In his Poetics of Space, Gaston Bachelard writes, “a tree is always destined for grandeur, and, in fact, it propagates this destiny by magnifying everything that surrounds it.” 1 The spaces magnified by trees form a world that is far more beautiful and inviting than it is without them.  Because of trees, we can say, with Kierkegaard, that “a dream world glimmers in the background of the soul.” 2

The radical subjectivity of environmental philosophy, along with the incessant particularity of environmental studies and biology, has conditioned people into neglecting that old-growth forests are uniquely beautiful to almost everyone.

If people do not take action based on this more "objective" reality, subjective discussion of old-growth forests will cease to exist. Thinkers in general will be left to contemplate a memory of beauty.

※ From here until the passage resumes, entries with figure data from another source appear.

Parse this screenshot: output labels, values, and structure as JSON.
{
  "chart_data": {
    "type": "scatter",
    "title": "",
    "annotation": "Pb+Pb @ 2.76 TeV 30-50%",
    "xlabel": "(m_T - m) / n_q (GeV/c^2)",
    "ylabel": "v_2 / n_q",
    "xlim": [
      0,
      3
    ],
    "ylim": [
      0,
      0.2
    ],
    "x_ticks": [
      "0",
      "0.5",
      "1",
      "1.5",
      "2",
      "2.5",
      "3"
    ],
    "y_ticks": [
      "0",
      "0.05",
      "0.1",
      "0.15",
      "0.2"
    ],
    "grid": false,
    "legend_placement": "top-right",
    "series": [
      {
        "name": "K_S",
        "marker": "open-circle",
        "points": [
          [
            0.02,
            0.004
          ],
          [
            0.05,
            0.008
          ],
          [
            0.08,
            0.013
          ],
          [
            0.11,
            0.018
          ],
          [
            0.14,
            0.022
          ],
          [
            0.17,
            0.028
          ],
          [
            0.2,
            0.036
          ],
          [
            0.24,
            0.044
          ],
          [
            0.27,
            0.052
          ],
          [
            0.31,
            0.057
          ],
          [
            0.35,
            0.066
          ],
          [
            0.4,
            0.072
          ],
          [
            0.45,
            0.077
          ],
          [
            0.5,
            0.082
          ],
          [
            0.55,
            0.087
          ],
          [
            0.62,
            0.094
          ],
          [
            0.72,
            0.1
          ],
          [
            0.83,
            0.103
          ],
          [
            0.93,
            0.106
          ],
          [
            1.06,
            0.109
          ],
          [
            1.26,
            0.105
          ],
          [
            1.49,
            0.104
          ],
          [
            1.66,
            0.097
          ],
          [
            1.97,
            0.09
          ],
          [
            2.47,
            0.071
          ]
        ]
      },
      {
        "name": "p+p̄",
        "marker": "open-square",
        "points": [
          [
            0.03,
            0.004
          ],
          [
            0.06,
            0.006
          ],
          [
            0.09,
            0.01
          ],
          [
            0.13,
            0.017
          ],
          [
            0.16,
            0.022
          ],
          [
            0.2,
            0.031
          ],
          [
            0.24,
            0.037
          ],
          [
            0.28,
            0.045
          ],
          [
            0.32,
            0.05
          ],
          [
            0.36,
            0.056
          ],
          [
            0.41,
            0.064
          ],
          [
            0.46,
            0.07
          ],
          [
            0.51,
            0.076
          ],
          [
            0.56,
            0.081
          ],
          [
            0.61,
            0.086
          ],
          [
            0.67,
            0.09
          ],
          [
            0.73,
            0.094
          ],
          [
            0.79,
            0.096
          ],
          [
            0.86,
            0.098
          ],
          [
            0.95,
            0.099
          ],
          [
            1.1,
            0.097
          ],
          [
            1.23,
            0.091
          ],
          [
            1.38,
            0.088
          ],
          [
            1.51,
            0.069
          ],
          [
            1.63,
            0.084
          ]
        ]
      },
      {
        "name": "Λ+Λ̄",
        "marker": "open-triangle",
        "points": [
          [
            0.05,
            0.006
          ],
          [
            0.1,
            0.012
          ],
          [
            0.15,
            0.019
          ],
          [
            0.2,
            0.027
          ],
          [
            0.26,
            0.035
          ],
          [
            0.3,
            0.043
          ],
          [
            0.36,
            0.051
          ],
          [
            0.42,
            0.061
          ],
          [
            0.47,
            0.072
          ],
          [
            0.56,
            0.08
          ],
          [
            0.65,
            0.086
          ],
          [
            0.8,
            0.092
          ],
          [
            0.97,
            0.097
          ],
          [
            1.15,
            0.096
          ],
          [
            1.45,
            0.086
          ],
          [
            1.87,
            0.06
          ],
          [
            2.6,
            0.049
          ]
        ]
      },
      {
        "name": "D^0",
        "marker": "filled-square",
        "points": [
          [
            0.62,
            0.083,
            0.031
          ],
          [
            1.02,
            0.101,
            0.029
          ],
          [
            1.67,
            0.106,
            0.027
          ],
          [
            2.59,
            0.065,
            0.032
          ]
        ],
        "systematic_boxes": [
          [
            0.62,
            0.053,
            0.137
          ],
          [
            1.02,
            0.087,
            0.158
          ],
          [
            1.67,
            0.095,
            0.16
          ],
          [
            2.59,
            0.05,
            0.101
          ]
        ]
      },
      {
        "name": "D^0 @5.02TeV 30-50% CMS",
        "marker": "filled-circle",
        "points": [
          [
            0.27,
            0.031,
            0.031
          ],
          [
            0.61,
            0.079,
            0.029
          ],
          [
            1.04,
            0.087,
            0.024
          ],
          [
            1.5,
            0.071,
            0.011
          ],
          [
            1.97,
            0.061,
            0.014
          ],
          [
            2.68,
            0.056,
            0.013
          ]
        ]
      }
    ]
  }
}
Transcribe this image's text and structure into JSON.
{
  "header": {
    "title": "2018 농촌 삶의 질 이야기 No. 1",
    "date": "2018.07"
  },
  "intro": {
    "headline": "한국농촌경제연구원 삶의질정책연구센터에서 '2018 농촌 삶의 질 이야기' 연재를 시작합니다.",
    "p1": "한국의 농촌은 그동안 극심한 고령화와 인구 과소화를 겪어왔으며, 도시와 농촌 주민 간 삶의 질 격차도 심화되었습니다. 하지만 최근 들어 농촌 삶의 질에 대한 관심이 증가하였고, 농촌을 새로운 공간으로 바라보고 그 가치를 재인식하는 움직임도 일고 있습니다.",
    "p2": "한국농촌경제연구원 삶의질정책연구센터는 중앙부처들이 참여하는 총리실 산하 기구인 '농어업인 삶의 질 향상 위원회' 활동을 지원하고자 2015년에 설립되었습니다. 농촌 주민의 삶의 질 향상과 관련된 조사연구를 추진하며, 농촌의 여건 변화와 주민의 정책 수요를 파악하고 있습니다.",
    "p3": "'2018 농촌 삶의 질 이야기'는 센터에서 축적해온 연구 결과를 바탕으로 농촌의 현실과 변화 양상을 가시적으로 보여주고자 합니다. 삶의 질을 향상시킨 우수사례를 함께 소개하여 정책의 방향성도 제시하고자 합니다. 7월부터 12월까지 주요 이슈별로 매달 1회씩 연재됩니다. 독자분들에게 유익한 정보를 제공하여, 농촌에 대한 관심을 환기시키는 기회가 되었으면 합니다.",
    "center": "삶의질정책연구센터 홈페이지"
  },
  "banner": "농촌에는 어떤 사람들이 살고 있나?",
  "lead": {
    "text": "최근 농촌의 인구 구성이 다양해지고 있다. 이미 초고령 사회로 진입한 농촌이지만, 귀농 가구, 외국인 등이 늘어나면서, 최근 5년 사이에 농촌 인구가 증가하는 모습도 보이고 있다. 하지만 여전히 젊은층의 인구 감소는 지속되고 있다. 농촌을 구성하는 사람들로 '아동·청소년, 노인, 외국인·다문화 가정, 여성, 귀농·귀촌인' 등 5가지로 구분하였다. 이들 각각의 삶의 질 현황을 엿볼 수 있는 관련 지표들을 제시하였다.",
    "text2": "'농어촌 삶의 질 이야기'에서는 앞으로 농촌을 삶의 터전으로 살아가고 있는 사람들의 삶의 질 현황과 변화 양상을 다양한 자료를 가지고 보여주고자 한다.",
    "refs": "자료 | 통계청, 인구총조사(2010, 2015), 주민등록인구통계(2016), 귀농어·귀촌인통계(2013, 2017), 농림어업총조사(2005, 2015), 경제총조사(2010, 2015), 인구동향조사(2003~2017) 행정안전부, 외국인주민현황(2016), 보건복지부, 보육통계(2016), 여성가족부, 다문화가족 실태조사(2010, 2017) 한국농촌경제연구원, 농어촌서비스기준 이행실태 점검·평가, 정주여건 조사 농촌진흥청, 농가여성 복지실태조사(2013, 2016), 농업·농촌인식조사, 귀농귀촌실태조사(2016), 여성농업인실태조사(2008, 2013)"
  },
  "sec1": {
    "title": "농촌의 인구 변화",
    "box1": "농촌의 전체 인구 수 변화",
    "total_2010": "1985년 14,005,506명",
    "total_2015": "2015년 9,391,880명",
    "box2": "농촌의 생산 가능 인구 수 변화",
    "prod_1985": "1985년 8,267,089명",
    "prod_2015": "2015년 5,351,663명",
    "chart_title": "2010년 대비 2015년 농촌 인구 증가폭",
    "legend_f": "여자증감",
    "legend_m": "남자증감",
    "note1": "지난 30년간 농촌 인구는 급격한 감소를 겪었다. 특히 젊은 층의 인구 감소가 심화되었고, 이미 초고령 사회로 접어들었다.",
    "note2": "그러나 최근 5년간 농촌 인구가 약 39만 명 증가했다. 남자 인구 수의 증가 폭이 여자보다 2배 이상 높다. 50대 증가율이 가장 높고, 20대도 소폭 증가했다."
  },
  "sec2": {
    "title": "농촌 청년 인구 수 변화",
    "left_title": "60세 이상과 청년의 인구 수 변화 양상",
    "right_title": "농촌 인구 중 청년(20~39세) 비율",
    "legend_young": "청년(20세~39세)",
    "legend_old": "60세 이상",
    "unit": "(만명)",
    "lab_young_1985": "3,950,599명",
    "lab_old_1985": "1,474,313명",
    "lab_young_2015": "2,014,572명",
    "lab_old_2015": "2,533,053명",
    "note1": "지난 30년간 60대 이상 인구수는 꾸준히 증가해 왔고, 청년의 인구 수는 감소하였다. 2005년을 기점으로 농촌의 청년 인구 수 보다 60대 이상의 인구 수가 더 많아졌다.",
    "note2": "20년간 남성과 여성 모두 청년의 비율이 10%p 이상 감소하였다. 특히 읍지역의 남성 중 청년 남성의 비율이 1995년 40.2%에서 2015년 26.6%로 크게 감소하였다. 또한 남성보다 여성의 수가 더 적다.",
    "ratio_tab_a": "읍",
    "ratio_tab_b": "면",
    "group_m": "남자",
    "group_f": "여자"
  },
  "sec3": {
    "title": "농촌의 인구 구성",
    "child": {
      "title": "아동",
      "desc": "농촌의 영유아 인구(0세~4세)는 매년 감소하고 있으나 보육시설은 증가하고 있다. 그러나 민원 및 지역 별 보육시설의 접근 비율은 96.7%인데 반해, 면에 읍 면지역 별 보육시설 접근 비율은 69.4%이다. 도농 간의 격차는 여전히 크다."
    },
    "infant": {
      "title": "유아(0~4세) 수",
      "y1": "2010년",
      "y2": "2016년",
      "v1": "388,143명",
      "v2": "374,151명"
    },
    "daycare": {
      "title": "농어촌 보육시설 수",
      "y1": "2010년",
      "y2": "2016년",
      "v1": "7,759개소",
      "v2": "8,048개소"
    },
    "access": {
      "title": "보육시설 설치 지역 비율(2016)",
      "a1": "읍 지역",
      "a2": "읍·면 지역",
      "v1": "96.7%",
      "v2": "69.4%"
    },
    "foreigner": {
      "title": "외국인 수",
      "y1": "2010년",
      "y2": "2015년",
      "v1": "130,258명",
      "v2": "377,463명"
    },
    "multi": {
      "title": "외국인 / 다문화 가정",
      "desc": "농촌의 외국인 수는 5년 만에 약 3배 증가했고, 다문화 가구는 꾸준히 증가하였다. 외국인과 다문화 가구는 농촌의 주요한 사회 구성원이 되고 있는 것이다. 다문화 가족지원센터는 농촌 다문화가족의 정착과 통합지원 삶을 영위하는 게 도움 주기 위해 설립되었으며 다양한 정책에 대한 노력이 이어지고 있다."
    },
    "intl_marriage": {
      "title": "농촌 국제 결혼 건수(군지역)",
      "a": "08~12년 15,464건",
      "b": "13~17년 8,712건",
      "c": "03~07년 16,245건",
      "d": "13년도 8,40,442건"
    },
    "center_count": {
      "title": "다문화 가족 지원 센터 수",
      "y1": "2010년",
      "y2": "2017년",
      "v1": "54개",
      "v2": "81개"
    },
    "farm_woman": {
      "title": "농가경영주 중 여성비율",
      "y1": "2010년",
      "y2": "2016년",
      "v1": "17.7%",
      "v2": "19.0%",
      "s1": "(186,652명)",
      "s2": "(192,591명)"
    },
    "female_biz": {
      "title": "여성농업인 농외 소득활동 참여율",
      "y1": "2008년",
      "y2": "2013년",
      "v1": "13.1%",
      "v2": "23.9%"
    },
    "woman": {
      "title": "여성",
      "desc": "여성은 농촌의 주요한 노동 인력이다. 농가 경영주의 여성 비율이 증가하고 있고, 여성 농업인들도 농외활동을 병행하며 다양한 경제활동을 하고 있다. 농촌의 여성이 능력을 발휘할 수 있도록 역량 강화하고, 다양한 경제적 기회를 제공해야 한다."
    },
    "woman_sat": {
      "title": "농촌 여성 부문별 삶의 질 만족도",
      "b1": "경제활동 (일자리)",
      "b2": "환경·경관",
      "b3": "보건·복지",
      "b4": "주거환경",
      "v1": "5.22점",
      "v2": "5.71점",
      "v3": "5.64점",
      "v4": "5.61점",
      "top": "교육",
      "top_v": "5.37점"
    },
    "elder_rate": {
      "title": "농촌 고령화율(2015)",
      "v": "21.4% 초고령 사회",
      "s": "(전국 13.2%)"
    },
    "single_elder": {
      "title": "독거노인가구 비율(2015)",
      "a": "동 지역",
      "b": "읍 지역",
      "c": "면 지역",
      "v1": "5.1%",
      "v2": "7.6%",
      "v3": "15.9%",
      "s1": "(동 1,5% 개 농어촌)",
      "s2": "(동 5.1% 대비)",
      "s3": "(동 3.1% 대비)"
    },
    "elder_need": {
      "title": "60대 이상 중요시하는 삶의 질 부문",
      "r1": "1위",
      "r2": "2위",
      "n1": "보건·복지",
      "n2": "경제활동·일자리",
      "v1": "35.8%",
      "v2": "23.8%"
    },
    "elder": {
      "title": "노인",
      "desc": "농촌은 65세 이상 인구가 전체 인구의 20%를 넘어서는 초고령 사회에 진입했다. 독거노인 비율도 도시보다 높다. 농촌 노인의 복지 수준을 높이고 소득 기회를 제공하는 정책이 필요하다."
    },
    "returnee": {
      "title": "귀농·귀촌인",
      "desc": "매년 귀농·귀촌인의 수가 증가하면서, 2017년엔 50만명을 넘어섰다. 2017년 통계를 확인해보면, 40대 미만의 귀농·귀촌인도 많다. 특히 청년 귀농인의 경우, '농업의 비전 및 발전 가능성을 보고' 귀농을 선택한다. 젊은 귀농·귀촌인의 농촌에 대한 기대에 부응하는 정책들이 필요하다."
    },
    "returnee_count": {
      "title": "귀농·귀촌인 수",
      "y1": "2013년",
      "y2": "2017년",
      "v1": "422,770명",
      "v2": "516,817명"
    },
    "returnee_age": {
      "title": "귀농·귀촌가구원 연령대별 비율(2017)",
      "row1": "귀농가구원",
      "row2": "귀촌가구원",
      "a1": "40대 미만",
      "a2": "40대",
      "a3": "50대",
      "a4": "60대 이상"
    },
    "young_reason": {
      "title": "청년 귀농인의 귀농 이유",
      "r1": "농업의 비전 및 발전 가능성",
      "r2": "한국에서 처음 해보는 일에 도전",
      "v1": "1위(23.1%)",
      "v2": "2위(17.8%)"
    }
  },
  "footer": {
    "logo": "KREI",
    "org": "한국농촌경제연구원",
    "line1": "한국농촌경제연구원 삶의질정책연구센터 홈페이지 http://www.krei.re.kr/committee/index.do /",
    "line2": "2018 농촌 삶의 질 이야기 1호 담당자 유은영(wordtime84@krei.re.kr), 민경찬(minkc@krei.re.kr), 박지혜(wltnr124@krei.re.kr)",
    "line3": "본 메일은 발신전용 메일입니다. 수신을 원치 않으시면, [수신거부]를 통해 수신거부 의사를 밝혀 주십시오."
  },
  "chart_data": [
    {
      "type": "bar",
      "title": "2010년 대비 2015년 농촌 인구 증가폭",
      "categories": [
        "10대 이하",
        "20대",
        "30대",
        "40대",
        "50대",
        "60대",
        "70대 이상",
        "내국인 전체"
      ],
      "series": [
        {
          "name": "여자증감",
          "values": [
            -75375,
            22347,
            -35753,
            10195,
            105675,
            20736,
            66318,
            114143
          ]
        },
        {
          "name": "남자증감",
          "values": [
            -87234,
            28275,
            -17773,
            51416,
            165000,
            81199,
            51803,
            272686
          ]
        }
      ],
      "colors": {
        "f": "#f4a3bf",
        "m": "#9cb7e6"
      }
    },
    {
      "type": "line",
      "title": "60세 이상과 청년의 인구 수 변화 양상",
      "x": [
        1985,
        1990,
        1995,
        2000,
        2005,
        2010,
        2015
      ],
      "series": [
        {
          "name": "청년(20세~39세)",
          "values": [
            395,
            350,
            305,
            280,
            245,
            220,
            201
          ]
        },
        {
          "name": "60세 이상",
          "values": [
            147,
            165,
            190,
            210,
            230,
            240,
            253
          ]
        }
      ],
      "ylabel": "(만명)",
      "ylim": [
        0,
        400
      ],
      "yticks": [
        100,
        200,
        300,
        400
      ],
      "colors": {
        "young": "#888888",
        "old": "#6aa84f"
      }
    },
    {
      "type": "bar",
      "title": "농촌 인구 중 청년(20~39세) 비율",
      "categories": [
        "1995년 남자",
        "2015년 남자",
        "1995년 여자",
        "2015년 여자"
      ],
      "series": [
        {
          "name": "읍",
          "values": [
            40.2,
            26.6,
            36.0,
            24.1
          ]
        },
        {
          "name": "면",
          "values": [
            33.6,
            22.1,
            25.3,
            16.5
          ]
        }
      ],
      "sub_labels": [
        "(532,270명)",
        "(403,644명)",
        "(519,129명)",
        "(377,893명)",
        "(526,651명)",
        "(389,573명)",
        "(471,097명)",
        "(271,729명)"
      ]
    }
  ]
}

With a lifetime of experience preserving forests---including a study wherein nearly four hundred people of various ages and backgrounds confirmed greater beauty among mature trees compared to younger 3---Joan Maloof recently started the Old Growth Forest Network: a project designed to save at least one old-growth forest per State. 4

On such activism, people must focus their efforts---as opposed to strictly "whimsical" writing on landscape beauty, or calculating only exact pollution.

We must ensure that beauty stays recognizable.

(Will Pomeroy lives in NYC).

Notes
1 Gaston Bachelard, The Poetics of Space (Boston: Beacon Press, 1994), 201.
2 Soren Kierkegaard, Repetition (Princeton: Princeton University Press, 1983), 152.
3 Joan Maloof, ‘Measuring the Beauty of Forests’, International Journal of Environmental Studies, 67, 3 (2010): pp. 431 – 437.